I feel like I am still learning on this one.  One of my biggest prayers to God is that He would help me to be an incredible father to my kids.  A fear of mine is allowing the busyness of work and the home become an excuse to not put in the effort it takes to be a father who is truly present in my kids lives.  I want to know my kids individually and I want them to know me.  As much work as it seems like it is right now whie they are little, I lnow I am going to blink and they are going to leaving the house.  I don’t really know how to accomplish this, but I know it needs to be at the top of my prayer list.  Several years ago a good friend of mine passed away.  Landen was a really great guy who truly loved and served the Lord.  After he passed, I sat with his father and asked him if he had any advice- I wanted to know how he raised such a great man.  His answer has always stuck with me and is what I strive to do with my kids.  
He said he did these three things:
-We always kept the Word of God before them
-We let our kids see us make mistakes and just be real people
-We let them see the power of the Holy Spirit


  1. What is the funniest incident you have had as a father?
I think the big red clown van I have to drive around is pretty funny.  This proves that a father of 6 young kids needs to have a sense of humor!
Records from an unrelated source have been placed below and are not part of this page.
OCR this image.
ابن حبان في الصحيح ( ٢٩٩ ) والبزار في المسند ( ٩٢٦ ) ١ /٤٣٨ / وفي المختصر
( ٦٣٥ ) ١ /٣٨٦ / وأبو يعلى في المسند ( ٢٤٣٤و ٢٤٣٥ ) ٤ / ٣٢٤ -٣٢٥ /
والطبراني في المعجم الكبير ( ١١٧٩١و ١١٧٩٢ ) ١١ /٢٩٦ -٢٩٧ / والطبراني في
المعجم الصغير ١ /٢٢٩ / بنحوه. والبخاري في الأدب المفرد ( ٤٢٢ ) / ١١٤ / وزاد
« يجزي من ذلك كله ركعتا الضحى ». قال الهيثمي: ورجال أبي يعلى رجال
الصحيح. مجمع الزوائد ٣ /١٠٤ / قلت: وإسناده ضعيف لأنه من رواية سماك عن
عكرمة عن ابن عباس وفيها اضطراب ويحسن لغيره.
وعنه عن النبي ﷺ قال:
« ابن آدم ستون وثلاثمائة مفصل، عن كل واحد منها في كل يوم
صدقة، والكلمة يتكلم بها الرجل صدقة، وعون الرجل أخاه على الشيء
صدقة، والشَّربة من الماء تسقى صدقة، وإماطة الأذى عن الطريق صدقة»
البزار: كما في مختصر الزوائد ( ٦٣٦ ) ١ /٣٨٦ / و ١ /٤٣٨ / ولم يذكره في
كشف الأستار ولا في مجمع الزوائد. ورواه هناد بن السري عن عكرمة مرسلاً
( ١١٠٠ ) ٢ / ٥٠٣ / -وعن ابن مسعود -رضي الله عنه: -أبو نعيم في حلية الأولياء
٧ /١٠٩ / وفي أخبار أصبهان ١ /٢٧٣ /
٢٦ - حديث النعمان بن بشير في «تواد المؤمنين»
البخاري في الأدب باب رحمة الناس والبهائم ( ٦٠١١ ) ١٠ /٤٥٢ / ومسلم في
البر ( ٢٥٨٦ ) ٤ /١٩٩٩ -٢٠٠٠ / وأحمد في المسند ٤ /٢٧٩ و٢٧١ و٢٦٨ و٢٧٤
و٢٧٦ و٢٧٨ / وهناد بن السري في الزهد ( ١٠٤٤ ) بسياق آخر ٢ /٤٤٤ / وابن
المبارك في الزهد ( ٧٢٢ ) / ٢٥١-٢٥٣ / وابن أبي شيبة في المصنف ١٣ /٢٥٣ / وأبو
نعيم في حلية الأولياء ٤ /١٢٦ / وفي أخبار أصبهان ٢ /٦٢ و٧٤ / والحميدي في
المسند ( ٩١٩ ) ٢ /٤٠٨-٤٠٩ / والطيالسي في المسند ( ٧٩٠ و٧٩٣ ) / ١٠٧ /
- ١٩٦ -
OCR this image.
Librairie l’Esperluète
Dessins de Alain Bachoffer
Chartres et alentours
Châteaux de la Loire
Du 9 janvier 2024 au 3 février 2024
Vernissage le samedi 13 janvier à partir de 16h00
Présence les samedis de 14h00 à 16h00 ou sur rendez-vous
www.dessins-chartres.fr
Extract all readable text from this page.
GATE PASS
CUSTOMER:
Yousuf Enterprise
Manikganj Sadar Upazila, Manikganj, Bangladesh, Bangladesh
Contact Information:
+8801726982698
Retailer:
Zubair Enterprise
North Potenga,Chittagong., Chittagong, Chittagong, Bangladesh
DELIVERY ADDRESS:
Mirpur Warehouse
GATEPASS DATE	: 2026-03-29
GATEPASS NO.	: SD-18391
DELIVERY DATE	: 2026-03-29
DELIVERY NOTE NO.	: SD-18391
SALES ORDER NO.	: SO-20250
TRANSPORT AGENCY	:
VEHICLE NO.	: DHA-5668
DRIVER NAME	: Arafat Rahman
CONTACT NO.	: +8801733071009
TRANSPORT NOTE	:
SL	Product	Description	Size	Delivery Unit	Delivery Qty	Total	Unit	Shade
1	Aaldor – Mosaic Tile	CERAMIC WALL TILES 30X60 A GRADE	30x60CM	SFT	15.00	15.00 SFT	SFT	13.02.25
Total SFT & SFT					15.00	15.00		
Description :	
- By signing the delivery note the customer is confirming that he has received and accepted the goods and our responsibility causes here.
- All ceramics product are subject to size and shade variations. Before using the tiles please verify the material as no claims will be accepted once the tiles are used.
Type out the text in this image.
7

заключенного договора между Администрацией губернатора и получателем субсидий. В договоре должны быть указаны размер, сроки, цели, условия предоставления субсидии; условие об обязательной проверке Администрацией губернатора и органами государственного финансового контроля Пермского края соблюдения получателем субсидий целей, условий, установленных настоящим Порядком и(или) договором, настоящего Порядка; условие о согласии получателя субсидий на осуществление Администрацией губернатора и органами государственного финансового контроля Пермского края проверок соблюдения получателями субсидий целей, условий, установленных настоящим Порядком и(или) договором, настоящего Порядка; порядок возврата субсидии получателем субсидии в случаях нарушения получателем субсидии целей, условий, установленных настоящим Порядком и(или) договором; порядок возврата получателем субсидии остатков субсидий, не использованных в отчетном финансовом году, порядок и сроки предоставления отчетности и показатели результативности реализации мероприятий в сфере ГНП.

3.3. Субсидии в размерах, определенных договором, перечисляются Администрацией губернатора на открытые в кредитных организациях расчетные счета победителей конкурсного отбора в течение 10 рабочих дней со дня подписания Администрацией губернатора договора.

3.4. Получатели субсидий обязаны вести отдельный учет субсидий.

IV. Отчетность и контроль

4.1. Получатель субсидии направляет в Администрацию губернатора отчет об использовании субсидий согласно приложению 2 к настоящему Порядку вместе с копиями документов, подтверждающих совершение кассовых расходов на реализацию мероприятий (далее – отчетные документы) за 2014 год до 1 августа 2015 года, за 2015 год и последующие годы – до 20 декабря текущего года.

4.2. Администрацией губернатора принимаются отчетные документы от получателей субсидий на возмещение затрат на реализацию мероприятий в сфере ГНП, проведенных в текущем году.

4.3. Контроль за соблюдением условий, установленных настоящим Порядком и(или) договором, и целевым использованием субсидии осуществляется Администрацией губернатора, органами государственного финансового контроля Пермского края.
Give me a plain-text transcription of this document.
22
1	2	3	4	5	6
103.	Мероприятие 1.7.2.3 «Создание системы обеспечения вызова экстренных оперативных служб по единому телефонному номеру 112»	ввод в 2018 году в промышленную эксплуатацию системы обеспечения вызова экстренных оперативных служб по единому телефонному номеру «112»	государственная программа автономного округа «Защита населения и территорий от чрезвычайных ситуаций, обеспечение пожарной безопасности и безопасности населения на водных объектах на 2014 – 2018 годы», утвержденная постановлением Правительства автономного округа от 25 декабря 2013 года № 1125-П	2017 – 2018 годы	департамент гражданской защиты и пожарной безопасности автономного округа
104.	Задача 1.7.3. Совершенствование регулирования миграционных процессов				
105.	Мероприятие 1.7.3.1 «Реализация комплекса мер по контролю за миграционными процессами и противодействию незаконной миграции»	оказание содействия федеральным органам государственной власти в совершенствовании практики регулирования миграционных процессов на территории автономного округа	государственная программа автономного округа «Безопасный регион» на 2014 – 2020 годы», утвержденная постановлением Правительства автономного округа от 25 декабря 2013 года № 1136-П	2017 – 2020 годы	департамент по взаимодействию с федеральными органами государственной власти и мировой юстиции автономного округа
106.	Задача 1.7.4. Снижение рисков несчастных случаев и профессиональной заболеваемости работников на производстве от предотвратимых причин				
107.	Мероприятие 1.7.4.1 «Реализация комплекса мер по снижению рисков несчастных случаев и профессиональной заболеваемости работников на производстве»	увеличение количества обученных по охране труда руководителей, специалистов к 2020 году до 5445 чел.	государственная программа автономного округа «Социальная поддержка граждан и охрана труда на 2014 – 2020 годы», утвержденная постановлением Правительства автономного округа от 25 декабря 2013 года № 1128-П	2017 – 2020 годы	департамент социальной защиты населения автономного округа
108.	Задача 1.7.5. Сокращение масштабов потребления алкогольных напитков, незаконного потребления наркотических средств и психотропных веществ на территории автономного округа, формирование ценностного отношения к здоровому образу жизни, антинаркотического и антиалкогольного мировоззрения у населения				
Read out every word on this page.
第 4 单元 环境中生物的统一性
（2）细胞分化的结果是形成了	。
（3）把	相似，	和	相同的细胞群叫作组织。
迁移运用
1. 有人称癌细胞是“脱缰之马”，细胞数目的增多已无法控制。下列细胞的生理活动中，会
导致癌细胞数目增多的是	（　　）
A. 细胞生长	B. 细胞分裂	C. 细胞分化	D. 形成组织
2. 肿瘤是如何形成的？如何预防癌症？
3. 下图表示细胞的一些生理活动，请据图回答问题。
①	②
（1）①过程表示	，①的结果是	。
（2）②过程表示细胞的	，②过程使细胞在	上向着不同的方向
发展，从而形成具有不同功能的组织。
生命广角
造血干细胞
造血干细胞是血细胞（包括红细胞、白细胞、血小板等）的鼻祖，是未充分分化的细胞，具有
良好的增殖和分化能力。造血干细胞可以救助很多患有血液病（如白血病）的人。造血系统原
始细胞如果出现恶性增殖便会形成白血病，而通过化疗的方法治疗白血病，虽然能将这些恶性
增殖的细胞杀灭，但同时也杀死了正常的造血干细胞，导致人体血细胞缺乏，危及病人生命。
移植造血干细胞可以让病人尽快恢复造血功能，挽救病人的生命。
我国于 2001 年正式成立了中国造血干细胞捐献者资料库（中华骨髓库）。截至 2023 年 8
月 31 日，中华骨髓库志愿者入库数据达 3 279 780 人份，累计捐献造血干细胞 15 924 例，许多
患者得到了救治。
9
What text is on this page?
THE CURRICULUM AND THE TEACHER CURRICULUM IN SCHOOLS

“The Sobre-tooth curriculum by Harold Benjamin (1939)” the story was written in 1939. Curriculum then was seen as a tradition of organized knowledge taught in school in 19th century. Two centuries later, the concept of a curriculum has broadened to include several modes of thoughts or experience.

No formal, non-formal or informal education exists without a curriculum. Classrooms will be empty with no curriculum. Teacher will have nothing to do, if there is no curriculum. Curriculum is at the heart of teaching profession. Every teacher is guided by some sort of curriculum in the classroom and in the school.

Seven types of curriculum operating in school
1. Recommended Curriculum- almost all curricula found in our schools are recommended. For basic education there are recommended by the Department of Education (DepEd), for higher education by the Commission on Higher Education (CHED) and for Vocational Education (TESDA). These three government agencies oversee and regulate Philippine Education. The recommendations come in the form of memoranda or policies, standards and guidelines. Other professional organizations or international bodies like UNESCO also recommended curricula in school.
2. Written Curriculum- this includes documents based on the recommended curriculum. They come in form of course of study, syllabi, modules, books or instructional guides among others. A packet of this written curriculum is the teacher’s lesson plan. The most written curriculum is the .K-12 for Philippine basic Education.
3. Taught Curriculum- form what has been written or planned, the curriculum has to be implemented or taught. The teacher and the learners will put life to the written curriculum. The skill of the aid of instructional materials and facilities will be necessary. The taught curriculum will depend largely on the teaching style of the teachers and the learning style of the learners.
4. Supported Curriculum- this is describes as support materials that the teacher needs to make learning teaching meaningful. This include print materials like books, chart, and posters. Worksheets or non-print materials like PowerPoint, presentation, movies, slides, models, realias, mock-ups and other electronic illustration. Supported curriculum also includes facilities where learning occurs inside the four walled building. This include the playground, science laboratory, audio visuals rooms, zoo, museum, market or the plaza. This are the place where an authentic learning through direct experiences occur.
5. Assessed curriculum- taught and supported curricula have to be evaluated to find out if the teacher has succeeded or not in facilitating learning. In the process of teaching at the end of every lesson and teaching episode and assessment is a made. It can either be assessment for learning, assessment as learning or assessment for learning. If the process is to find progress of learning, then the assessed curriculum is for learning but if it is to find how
I hope you enjoyed hearing from my husband this week!  He is not only my best friend and love of my life, but he is the man whose example I strive to follow as I watch him follow Christ.  I am so thankful to have him in my life, and I think he was a great sport to participate in this!!

On a separate note, I had an incredible experience this past weekend and I am really looking forward to talking about it with you on Friday.  Until then, I hope you have a wonderful week!

1 comment:

  1. I've loved the past three posts, you're family is awesome! Can't wait to hear about your trip!